Practices and Processes
Many funders are currently relaxing application and reporting requirements and providing more flexible funding during this challenging time for nonprofit organizations. Why can’t these become permanent? Grantees are the workhorses of the philanthropic sector, and funders should take this opportunity to simplify their practices and processes going forward so organizations can spend more time helping people and communities recover from this crisis, and less time responding to funders’ often arbitrary requirements. If you need some examples, check out Vu Le’s list of “10 archaic and harmful funding practices we can no longer put up with.”
Equity and Justice
As the pandemic reveals the deep inequities in society and their consequences on everyone, it is time that funders truly embrace and act on a framework of racial equity and justice. There has been growing interest in philanthropy toward equity-based approaches, but the current crisis is an opportunity to accelerate those efforts (and begin for those who haven’t). Funders who want to improve outcomes in health, education, housing or just about any social issue won’t make progress without tackling the systems that perpetuate racial disparities and discrimination. Partnering with grassroots, power building groups with flexible, grantee-centered practices and processes is an important step in moving toward a racial justice lens that will “unlock long-term transformational impact and strengthen the community-wide infrastructure needed to foresee, respond to, and avert potential damages from crises like the COVID-19 pandemic.”
Investments
Another trend in philanthropy over recent years has been more attention to “impact investing,” using investments outside of traditional grants to secure social and environmental benefits along with financial return. Foundations in the U.S. give out about $80 billion per year but hold nearly $1 trillion in assets. Traditionally, foundation investments seek maximum financial return, but a growing number of funders are engaging in mission related investments with their assets. With the disparate impacts of the current crisis raising questions about the sustainability of our economic system, foundations could use their wealth to invest “in local and regional efforts that replenish community wealth and build community assets.”
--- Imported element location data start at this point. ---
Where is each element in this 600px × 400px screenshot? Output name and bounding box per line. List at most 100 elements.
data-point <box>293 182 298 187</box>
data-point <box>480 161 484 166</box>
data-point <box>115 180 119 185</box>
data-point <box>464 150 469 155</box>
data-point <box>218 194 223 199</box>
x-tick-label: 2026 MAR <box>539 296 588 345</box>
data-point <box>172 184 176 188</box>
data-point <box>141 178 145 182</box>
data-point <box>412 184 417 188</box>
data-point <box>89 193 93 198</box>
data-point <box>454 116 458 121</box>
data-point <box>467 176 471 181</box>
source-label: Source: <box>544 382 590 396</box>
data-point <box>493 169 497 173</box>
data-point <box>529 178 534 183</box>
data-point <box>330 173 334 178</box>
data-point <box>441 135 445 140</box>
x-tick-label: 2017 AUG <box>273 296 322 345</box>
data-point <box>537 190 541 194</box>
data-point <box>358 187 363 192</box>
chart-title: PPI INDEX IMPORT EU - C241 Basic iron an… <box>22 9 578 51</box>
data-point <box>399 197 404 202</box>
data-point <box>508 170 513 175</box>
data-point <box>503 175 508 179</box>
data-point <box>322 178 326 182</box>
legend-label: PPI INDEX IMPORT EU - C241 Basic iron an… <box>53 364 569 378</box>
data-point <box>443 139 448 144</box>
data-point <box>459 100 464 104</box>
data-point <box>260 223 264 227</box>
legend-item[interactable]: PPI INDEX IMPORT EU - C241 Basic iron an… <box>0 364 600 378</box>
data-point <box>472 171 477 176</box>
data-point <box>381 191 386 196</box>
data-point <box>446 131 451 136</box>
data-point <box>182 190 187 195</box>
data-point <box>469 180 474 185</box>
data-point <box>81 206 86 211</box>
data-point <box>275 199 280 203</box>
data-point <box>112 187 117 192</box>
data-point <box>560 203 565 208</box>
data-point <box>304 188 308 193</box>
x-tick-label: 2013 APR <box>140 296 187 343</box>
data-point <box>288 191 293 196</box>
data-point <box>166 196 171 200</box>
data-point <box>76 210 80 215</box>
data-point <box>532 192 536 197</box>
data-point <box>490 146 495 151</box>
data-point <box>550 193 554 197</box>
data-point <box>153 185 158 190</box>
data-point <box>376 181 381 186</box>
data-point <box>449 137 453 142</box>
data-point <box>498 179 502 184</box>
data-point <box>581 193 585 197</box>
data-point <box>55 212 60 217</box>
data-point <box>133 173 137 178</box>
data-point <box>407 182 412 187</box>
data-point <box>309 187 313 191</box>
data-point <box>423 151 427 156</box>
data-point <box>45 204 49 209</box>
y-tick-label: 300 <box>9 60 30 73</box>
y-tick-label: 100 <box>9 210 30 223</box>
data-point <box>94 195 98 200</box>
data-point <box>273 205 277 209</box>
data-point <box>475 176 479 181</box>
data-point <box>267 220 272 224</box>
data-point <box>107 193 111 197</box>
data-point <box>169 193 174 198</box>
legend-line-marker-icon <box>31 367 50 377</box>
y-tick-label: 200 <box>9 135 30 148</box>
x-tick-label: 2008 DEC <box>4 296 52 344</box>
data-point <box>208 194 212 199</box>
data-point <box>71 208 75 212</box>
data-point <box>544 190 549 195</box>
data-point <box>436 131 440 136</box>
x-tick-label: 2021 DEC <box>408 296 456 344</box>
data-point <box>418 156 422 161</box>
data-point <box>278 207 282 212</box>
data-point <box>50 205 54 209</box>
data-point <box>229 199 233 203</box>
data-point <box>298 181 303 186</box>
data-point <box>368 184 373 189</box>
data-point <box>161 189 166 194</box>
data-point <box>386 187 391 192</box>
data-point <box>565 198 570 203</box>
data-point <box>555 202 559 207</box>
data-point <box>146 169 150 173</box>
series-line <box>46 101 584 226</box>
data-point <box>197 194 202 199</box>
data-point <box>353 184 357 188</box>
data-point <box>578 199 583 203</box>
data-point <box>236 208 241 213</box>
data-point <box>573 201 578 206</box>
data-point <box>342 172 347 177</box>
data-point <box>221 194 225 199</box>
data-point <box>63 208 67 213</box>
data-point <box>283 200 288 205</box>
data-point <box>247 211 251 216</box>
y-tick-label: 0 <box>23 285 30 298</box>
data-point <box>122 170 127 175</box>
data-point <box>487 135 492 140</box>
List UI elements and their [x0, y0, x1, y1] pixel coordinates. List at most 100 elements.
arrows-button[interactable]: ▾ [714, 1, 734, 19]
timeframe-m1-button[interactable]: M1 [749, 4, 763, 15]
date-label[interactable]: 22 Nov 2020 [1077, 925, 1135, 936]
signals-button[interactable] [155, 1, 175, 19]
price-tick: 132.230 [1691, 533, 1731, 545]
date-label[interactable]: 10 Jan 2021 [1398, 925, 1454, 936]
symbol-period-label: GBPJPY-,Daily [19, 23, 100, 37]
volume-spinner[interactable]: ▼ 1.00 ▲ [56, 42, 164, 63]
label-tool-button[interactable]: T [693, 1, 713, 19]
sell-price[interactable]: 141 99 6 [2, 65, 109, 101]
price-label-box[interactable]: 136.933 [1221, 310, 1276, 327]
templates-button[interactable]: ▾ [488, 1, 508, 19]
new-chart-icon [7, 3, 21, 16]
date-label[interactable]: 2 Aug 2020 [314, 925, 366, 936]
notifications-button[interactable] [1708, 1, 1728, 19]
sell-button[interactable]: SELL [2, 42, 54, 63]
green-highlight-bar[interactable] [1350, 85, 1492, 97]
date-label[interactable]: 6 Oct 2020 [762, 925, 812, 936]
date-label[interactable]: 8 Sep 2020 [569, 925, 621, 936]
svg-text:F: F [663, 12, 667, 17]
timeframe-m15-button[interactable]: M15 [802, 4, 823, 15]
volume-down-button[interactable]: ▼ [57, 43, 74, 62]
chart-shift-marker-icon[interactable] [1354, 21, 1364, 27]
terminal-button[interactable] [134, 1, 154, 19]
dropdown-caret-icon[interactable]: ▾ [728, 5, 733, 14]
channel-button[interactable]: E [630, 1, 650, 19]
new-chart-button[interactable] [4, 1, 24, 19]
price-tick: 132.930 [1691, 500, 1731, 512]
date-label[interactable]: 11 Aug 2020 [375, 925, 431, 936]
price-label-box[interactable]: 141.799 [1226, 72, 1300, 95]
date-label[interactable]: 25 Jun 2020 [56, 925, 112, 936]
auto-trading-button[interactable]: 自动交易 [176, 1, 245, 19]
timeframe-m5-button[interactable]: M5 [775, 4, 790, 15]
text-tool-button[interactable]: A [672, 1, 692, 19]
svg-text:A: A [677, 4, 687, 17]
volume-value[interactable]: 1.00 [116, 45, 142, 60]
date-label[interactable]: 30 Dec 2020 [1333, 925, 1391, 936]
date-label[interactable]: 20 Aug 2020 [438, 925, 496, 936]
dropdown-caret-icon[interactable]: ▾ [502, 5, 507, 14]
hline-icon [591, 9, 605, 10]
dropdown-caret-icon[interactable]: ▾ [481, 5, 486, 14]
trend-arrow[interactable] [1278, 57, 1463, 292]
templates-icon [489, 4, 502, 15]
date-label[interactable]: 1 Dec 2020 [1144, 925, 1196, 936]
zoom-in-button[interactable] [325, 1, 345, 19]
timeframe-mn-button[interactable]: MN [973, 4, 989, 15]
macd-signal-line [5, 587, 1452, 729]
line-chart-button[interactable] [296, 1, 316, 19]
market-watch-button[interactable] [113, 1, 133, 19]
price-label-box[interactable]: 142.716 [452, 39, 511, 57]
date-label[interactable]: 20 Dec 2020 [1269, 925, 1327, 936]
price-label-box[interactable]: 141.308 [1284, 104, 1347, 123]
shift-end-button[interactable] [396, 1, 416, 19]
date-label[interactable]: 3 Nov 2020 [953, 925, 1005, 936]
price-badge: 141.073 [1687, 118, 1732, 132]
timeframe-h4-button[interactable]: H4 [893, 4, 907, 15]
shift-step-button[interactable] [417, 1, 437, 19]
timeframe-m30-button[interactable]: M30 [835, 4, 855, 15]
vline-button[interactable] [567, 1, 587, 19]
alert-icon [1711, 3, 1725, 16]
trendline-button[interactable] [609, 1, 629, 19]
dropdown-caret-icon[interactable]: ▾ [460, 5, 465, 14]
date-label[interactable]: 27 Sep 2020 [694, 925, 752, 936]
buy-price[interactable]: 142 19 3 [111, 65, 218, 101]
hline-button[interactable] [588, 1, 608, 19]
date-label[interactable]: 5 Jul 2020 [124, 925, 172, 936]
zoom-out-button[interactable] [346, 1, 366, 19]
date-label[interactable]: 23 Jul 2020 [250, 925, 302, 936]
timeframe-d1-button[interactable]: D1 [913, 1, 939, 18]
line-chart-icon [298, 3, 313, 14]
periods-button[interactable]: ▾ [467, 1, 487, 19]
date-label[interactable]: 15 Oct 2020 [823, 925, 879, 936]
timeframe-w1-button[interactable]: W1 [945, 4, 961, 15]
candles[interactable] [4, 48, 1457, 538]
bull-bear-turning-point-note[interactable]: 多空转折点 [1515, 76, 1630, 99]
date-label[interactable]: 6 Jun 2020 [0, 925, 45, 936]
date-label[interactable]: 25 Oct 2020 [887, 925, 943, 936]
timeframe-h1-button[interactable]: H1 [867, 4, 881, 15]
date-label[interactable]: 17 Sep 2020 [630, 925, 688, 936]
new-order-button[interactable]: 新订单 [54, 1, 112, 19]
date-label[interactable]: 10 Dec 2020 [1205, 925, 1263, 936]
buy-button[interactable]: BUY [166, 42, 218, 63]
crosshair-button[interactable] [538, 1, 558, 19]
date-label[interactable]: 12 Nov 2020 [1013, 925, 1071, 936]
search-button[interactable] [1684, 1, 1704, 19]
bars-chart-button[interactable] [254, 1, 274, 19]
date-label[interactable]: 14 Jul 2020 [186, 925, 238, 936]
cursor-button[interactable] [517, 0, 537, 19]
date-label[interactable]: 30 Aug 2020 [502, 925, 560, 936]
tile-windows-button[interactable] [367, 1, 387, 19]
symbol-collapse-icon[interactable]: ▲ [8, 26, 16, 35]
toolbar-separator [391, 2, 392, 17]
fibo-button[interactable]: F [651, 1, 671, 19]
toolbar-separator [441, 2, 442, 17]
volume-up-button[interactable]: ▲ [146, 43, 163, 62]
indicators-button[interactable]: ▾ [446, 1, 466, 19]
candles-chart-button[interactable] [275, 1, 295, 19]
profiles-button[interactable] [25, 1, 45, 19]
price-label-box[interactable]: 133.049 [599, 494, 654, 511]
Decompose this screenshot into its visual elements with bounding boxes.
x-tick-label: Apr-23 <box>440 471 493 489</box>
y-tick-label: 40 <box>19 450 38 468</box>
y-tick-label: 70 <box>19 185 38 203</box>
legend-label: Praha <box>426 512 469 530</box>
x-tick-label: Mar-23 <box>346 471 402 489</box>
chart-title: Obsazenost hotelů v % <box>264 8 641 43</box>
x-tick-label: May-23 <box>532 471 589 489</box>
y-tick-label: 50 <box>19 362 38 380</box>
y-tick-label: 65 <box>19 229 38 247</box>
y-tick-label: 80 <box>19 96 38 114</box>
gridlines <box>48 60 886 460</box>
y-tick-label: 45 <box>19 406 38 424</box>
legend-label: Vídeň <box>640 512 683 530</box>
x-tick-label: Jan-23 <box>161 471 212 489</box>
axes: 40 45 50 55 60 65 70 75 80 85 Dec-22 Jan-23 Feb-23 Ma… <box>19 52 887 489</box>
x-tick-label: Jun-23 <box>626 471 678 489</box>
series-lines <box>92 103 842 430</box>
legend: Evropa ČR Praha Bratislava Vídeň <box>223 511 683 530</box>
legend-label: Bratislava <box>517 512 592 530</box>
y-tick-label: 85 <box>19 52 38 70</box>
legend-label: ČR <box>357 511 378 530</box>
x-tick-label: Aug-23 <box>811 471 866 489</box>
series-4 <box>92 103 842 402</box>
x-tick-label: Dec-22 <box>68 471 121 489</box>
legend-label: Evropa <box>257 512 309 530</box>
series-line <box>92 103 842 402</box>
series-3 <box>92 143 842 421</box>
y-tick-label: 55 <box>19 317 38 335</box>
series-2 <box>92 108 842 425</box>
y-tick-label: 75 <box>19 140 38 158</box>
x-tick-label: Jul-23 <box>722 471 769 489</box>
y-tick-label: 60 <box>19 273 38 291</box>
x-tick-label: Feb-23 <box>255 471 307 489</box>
System and Structural Change
Philanthropy is stepping up to meet the immediate needs of people and communities. As we recover from the health, social, and economic consequences of the pandemic, philanthropy needs to address the root causes of how disruptive and inequitable the impact has been. This will require a hard look at internal practices and policies, as outlined above, as well as an orientation toward long-term, flexible support of organizations working to create more just structures that produce equity. It also requires an engagement with government and public systems, whose resources dwarf those of philanthropy, and even “politics.”
When? Now!
I’ve worked in philanthropy for more than 15 years and never seen people and institutions across the board so consumed by an issue with such a level of urgency. While the pandemic requires this attention, it is vital that funders begin to also turn toward the long game: how we can recover from the current crisis to create health, economic and social systems that work for all. Philanthropy should not go it alone; they need to exercise those collaborative muscles, working as true partners with other funders, government, grantees and other nonprofit organizations, and community residents. Our future depends on it.